KANT IN THE CLASSROOM     Materials to aid the study of Kant’s lectures

Kant’s Writings
Academy Edition
Kant’s Life


Kant’s Lectures
The Student Notes


This project originated in the fall of 1988 when I traveled to Marburg (Germany) to consult with Werner Stark, who was working in the Kant-Archiv housed in the philosophy department of Philipps-Universität, and who — along with a team led by Professor Reinhard Brandt of Marburg — was in the beginning stages of transcribing and editing the anthropology lecture notes for vol. 25 of the Academy Edition of Kant’s writings (co-edited with Brandt).  Werner helped me learn to read the manuscripts of certain lecture notes on metaphysics that I was hoping to translate with Karl Ameriks, and he spent countless hours explaining the many aspects of their production, and of 18th century university life in general.

As is evident from his many publications, Dr. Stark is deeply familiar with issues surrounding Kant’s lectures, the notes, and his Nachlaß, and much of the information on this web-site comes from him and his published and unpublished work. I cite his contribution when there is a relevant publication, but because of the many months that I’ve consulted with him, spread out over almost as many years, it has at times been difficult sorting out my own contributions from his. As is customary in situations like this, I must credit Werner for whatever is helpful and true on these web-pages, while the failings should all be viewed as my own.
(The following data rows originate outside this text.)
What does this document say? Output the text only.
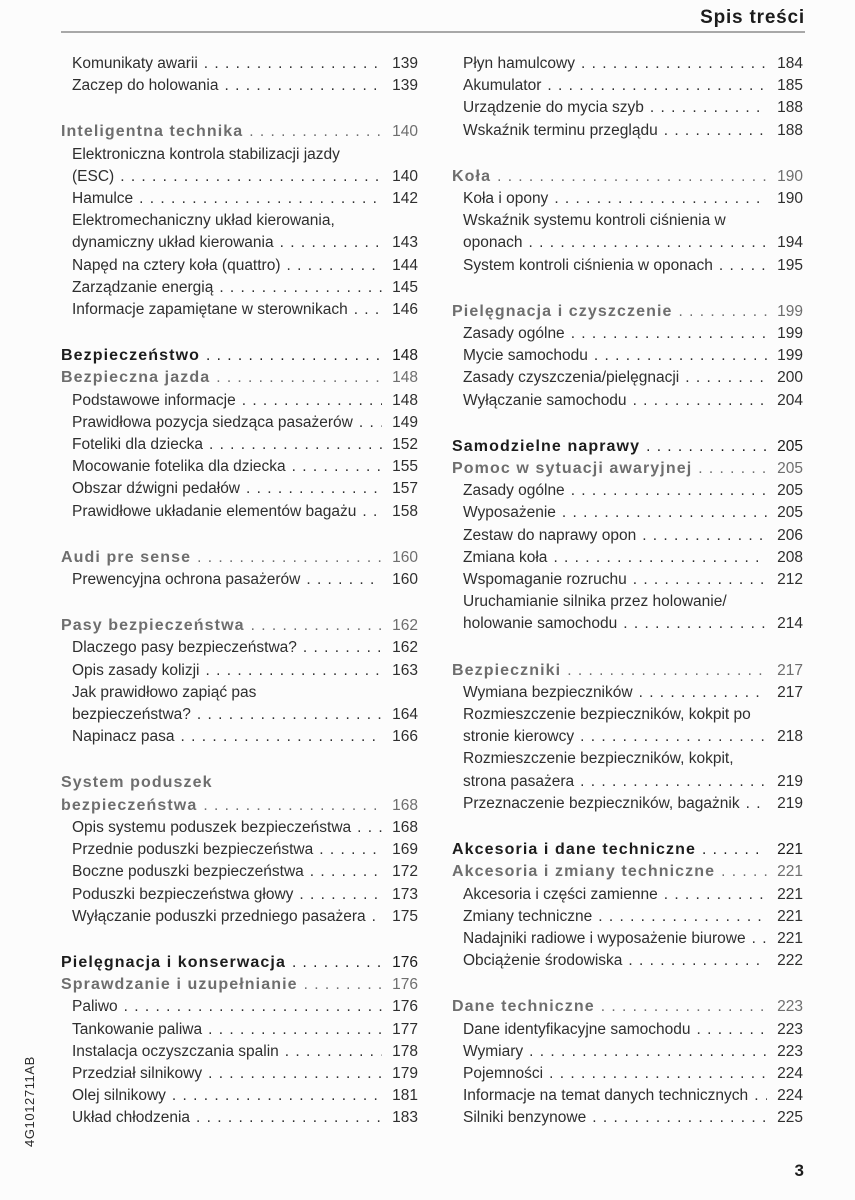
Spis treści
Komunikaty awarii . . .	139
Zaczep do holowania . . .	139
Inteligentna technika . . .	140
Elektroniczna kontrola stabilizacji jazdy
(ESC) . . .	140
Hamulce . . .	142
Elektromechaniczny układ kierowania,
dynamiczny układ kierowania . . .	143
Napęd na cztery koła (quattro) . . .	144
Zarządzanie energią . . .	145
Informacje zapamiętane w sterownikach . . .	146
Bezpieczeństwo . . .	148
Bezpieczna jazda . . .	148
Podstawowe informacje . . .	148
Prawidłowa pozycja siedząca pasażerów . . .	149
Foteliki dla dziecka . . .	152
Mocowanie fotelika dla dziecka . . .	155
Obszar dźwigni pedałów . . .	157
Prawidłowe układanie elementów bagażu . . .	158
Audi pre sense . . .	160
Prewencyjna ochrona pasażerów . . .	160
Pasy bezpieczeństwa . . .	162
Dlaczego pasy bezpieczeństwa? . . .	162
Opis zasady kolizji . . .	163
Jak prawidłowo zapiąć pas
bezpieczeństwa? . . .	164
Napinacz pasa . . .	166
System poduszek
bezpieczeństwa . . .	168
Opis systemu poduszek bezpieczeństwa . . .	168
Przednie poduszki bezpieczeństwa . . .	169
Boczne poduszki bezpieczeństwa . . .	172
Poduszki bezpieczeństwa głowy . . .	173
Wyłączanie poduszki przedniego pasażera . . .	175
Pielęgnacja i konserwacja . . .	176
Sprawdzanie i uzupełnianie . . .	176
Paliwo . . .	176
Tankowanie paliwa . . .	177
Instalacja oczyszczania spalin . . .	178
Przedział silnikowy . . .	179
Olej silnikowy . . .	181
Układ chłodzenia . . .	183
Płyn hamulcowy . . .	184
Akumulator . . .	185
Urządzenie do mycia szyb . . .	188
Wskaźnik terminu przeglądu . . .	188
Koła . . .	190
Koła i opony . . .	190
Wskaźnik systemu kontroli ciśnienia w
oponach . . .	194
System kontroli ciśnienia w oponach . . .	195
Pielęgnacja i czyszczenie . . .	199
Zasady ogólne . . .	199
Mycie samochodu . . .	199
Zasady czyszczenia/pielęgnacji . . .	200
Wyłączanie samochodu . . .	204
Samodzielne naprawy . . .	205
Pomoc w sytuacji awaryjnej . . .	205
Zasady ogólne . . .	205
Wyposażenie . . .	205
Zestaw do naprawy opon . . .	206
Zmiana koła . . .	208
Wspomaganie rozruchu . . .	212
Uruchamianie silnika przez holowanie/
holowanie samochodu . . .	214
Bezpieczniki . . .	217
Wymiana bezpieczników . . .	217
Rozmieszczenie bezpieczników, kokpit po
stronie kierowcy . . .	218
Rozmieszczenie bezpieczników, kokpit,
strona pasażera . . .	219
Przeznaczenie bezpieczników, bagażnik . . .	219
Akcesoria i dane techniczne . . .	221
Akcesoria i zmiany techniczne . . .	221
Akcesoria i części zamienne . . .	221
Zmiany techniczne . . .	221
Nadajniki radiowe i wyposażenie biurowe . . .	221
Obciążenie środowiska . . .	222
Dane techniczne . . .	223
Dane identyfikacyjne samochodu . . .	223
Wymiary . . .	223
Pojemności . . .	224
Informacje na temat danych technicznych . . .	224
Silniki benzynowe . . .	225
4G1012711AB
3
I would also like to acknowledge funding from the DAAD (a “Study Visit Research Grant for Faculty” for work in Marburg during the summer of 2000) and from my home institution (Manchester University) for sabbatical leaves during the academic years 1998/99 and 2005/06, which allowed me to spend six months each of these years in Marburg.  Additional work in Germany during the spring and summer of 2007 was funded in part by a Fulbright grant.  An NEH Summer Seminar for College Teachers (June-July 1994; Boston University, directed by James Schmidt) allowed me to continue my research in the context of a seminar on the German enlightenment.  An NEH Travel Grant (Fall 1988) made possible my first contact and work with Werner Stark in Marburg.

I must also acknowledge help from many other quarters — scholars with whom I have discussed these matters in person, as well as a growing list of scholars who have generously contacted me through this website with corrections or with additional information. Dr. phil. Anke Lindemann-Stark (a constant source of information on 18th century matters), Dr. phil. Werner Euler (especially regarding Kant’s academic offices), Dr. phil. Thomas Sturm (on the history of universities), Dr. phil. Konstantin Pollok, Prof. Patrick Kain, Prof. Manfred Kuehn, Prof. Riccardo Pozzo, Prof. Eric Watkins, Dr. John Christopher Vivian, Arnaud Pelletier, Prof. Juan Bonaccini, Dr. med. Detlev Parow, Andrew Sellon, Dott. Loretta Marcon, Karl-Heinz Raschtutti, Prof. Burt Louden, Rüdiger Jester, Prof. Alberto Vanzo, Prof. Robert Clewis, Prof. Courtney Fugate, Sandra Johst, Naomi Tiley, Dr. Bethany Hamblen, Dr. Tim Kunze, Inna Rezchikova, and Professor Dr. Takashi Sugiyama.

Finally, I would surely have never blundered into all this work had it not been for the kind invitation from my Doktorvater, Karl Ameriks, to join him on the original project of translating Kant’s metaphysics lectures into English.  Thanks Karl.